Let $T:X\to X$ be a bounded operator on Banach space $X$ such that $A= \{x: \{T^n(x)\}_{n=0}^\infty \text{ is unbounded } \}$ be residual in $X$.
In my research, the set of vector $x\in X$ with bounded orbit is closed i.e. $A$ is open set in $X$. Clearly orbit of $x=0$ is bounded. Is there a non-zero vector $x\in X$ that its orbit is bounded?
$T$ could be $\lambda Id$ with $|\lambda|>1\implies A=X\backslash\{0\}$.
edit: I answer to this: "it seems that if the set of non-zero vector in $X$ with unbounded orbit is open and residual, then the set of non-zero vector with bounded orbit is empty.".
claim: Let $X$ a infinite Hilbert space then every normal and compact operator $T$ (with an eigenvalues of less than one length ) has a non-zero vector with bounded orbit and $A$ is open and residual.

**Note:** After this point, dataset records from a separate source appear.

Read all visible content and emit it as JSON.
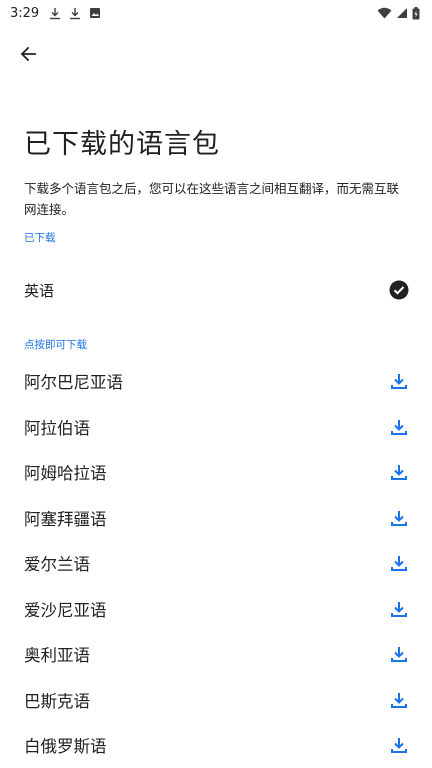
{
  "status_bar": {
    "time": "3:29"
  },
  "page": {
    "title": "已下载的语言包",
    "description": "下载多个语言包之后，您可以在这些语言之间相互翻译，而无需互联网连接。"
  },
  "downloaded_section": {
    "header": "已下载",
    "items": [
      {
        "label": "英语",
        "icon": "check-circle-icon"
      }
    ]
  },
  "available_section": {
    "header": "点按即可下载",
    "items": [
      {
        "label": "阿尔巴尼亚语",
        "icon": "download-icon"
      },
      {
        "label": "阿拉伯语",
        "icon": "download-icon"
      },
      {
        "label": "阿姆哈拉语",
        "icon": "download-icon"
      },
      {
        "label": "阿塞拜疆语",
        "icon": "download-icon"
      },
      {
        "label": "爱尔兰语",
        "icon": "download-icon"
      },
      {
        "label": "爱沙尼亚语",
        "icon": "download-icon"
      },
      {
        "label": "奥利亚语",
        "icon": "download-icon"
      },
      {
        "label": "巴斯克语",
        "icon": "download-icon"
      },
      {
        "label": "白俄罗斯语",
        "icon": "download-icon"
      }
    ]
  },
  "colors": {
    "accent": "#1a73e8",
    "text": "#202124"
  }
}
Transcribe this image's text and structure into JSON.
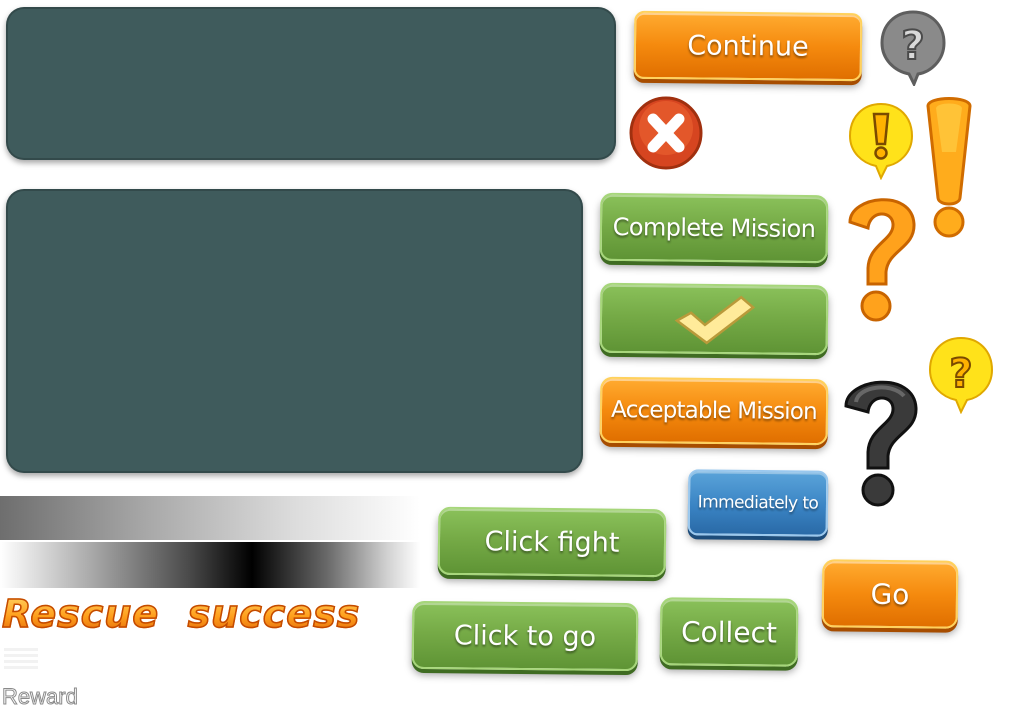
{
  "buttons": {
    "continue": "Continue",
    "complete_mission": "Complete Mission",
    "acceptable_mission": "Acceptable Mission",
    "immediately_to": "Immediately to",
    "click_fight": "Click fight",
    "click_to_go": "Click to go",
    "collect": "Collect",
    "go": "Go"
  },
  "texts": {
    "rescue_success": "Rescue  success",
    "reward": "Reward"
  },
  "icons": {
    "question_gray": "question-bubble-gray-icon",
    "close": "close-x-icon",
    "exclaim_bubble": "exclamation-bubble-yellow-icon",
    "exclaim_big": "exclamation-large-orange-icon",
    "question_orange": "question-large-orange-icon",
    "checkmark": "checkmark-icon",
    "question_bubble_yellow": "question-bubble-yellow-icon",
    "question_black": "question-large-black-icon"
  },
  "colors": {
    "panel": "#3f5b5c",
    "green": "#76ab47",
    "orange": "#f58a0e",
    "blue": "#3a84c4"
  }
}
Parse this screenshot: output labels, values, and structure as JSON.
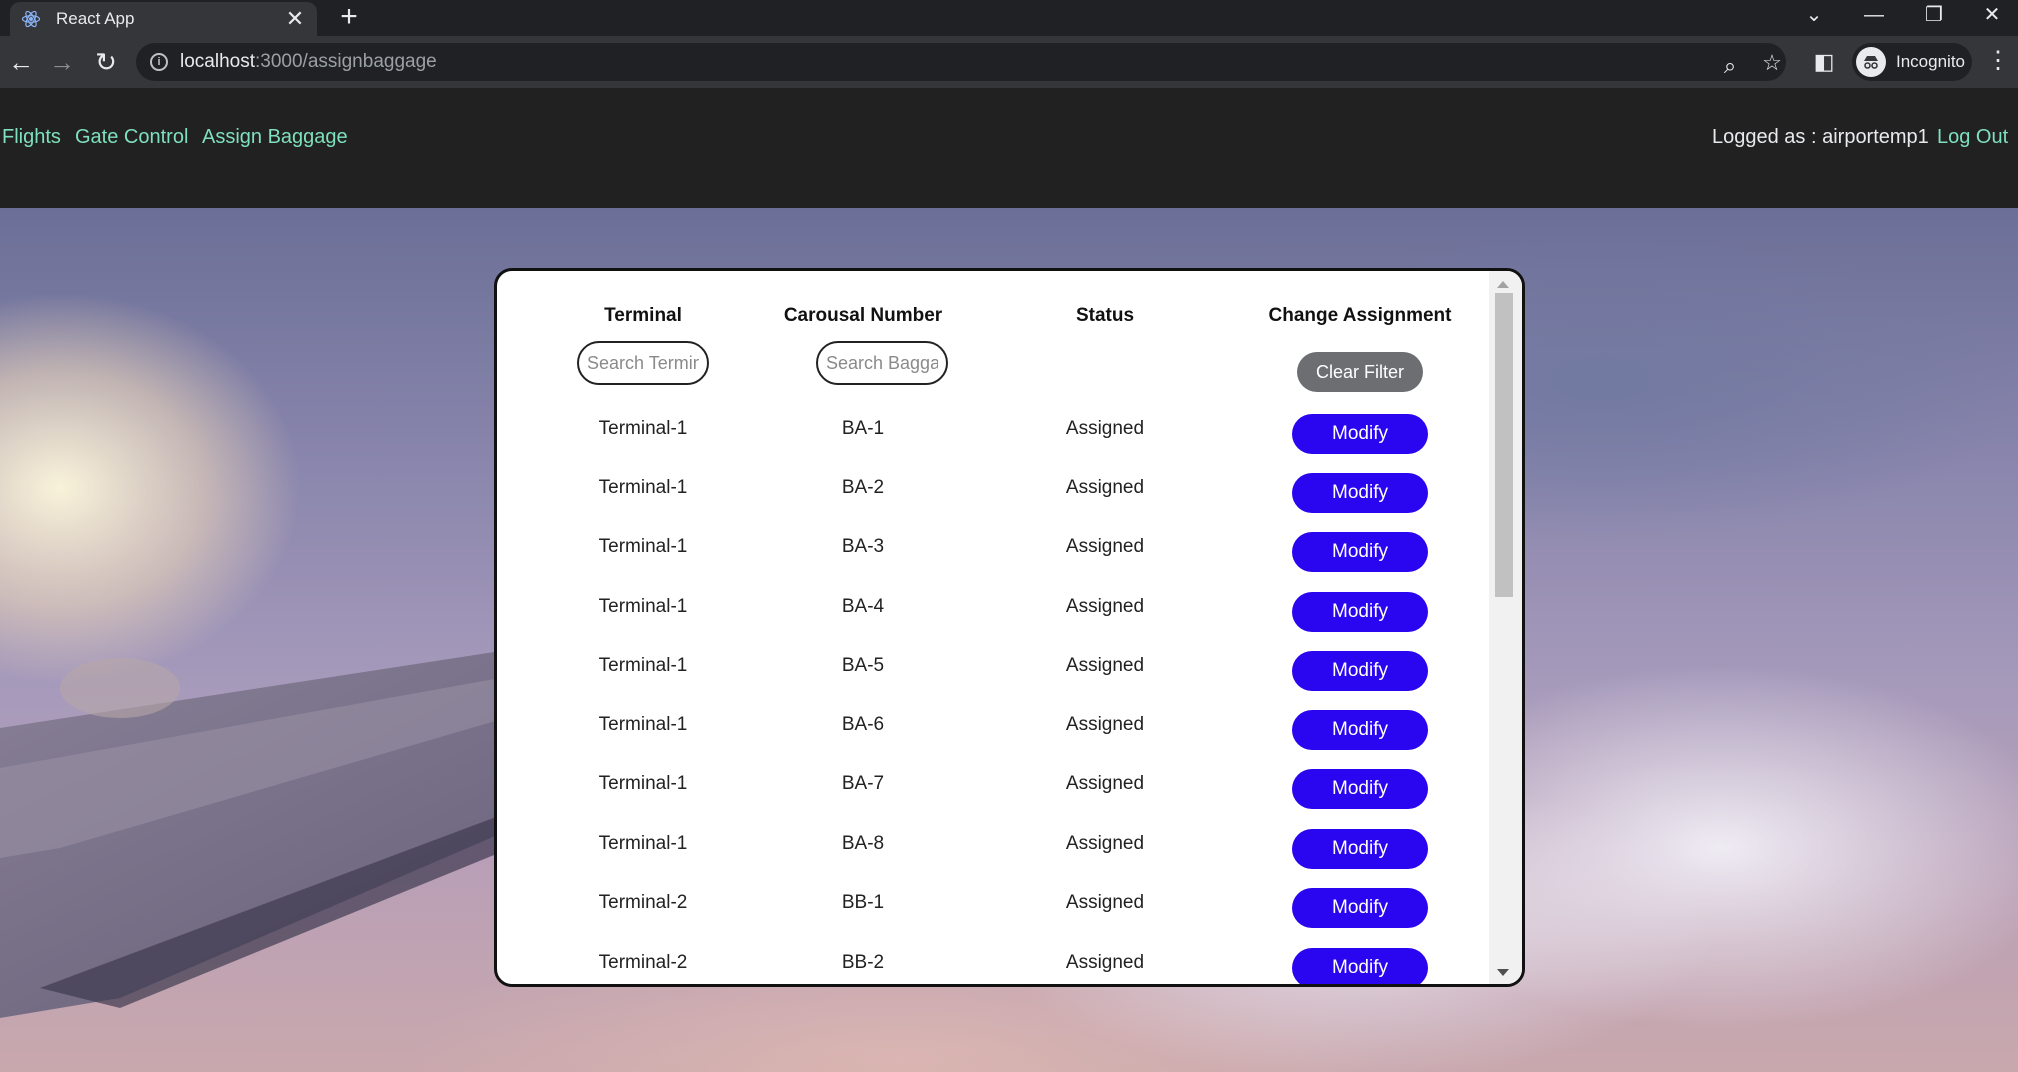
{
  "browser": {
    "tab_title": "React App",
    "url_host": "localhost",
    "url_path": ":3000/assignbaggage",
    "profile_label": "Incognito"
  },
  "nav": {
    "links": [
      "Flights",
      "Gate Control",
      "Assign Baggage"
    ],
    "logged_as": "Logged as : airportemp1",
    "logout": "Log Out"
  },
  "table": {
    "headers": [
      "Terminal",
      "Carousal Number",
      "Status",
      "Change Assignment"
    ],
    "terminal_search_placeholder": "Search Terminal",
    "baggage_search_placeholder": "Search Baggage",
    "clear_filter": "Clear Filter",
    "action_label": "Modify",
    "rows": [
      {
        "terminal": "Terminal-1",
        "carousel": "BA-1",
        "status": "Assigned"
      },
      {
        "terminal": "Terminal-1",
        "carousel": "BA-2",
        "status": "Assigned"
      },
      {
        "terminal": "Terminal-1",
        "carousel": "BA-3",
        "status": "Assigned"
      },
      {
        "terminal": "Terminal-1",
        "carousel": "BA-4",
        "status": "Assigned"
      },
      {
        "terminal": "Terminal-1",
        "carousel": "BA-5",
        "status": "Assigned"
      },
      {
        "terminal": "Terminal-1",
        "carousel": "BA-6",
        "status": "Assigned"
      },
      {
        "terminal": "Terminal-1",
        "carousel": "BA-7",
        "status": "Assigned"
      },
      {
        "terminal": "Terminal-1",
        "carousel": "BA-8",
        "status": "Assigned"
      },
      {
        "terminal": "Terminal-2",
        "carousel": "BB-1",
        "status": "Assigned"
      },
      {
        "terminal": "Terminal-2",
        "carousel": "BB-2",
        "status": "Assigned"
      }
    ]
  },
  "colors": {
    "nav_link": "#7ee0bd",
    "modify_button": "#2a06f0",
    "clear_button": "#6c6e72"
  }
}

proof: By the spectral theorem there exists an O.N. base $(e_j)$ such that $Te_j=\lambda_je_j$, now its easy to see that $v\in A^c$ (i.e. has a bounded orbit) if and only if $\langle v,e_j \rangle=0$ for every $e_j$ s.t. $|\lambda_j|>1$.
By the infinity dimension, the eigenvalues goes to zero so there exists $e_j$ s.t. $|e_j|\le1$ and these vector stays in $A^c$.
Now we have only to prove that $A$ is open and residual:
I'll prove that $A^c$ is closed. Because A is a metrizable space i can work with the classical sequences. Let $v^k\in A^c$ that converges to some $v\in X$ then: $$\langle v,e_j\rangle=\lim \langle v^k,e_j\rangle=\lim 0=0 \;\text{ for every for every $e_j$ s.t. $|\lambda_j|>1$} $$ $$\implies v\in A^c\implies A^c\text{ is closed.}$$
Now, because $A$ is open, we only need to prove that its dense. By the hypothesis exists $e_j$ with $|\lambda_j|>1$ and if $v\in A^c$ then $v+\varepsilon e_j\in A$ for every small $\varepsilon>0\implies A$ is dense.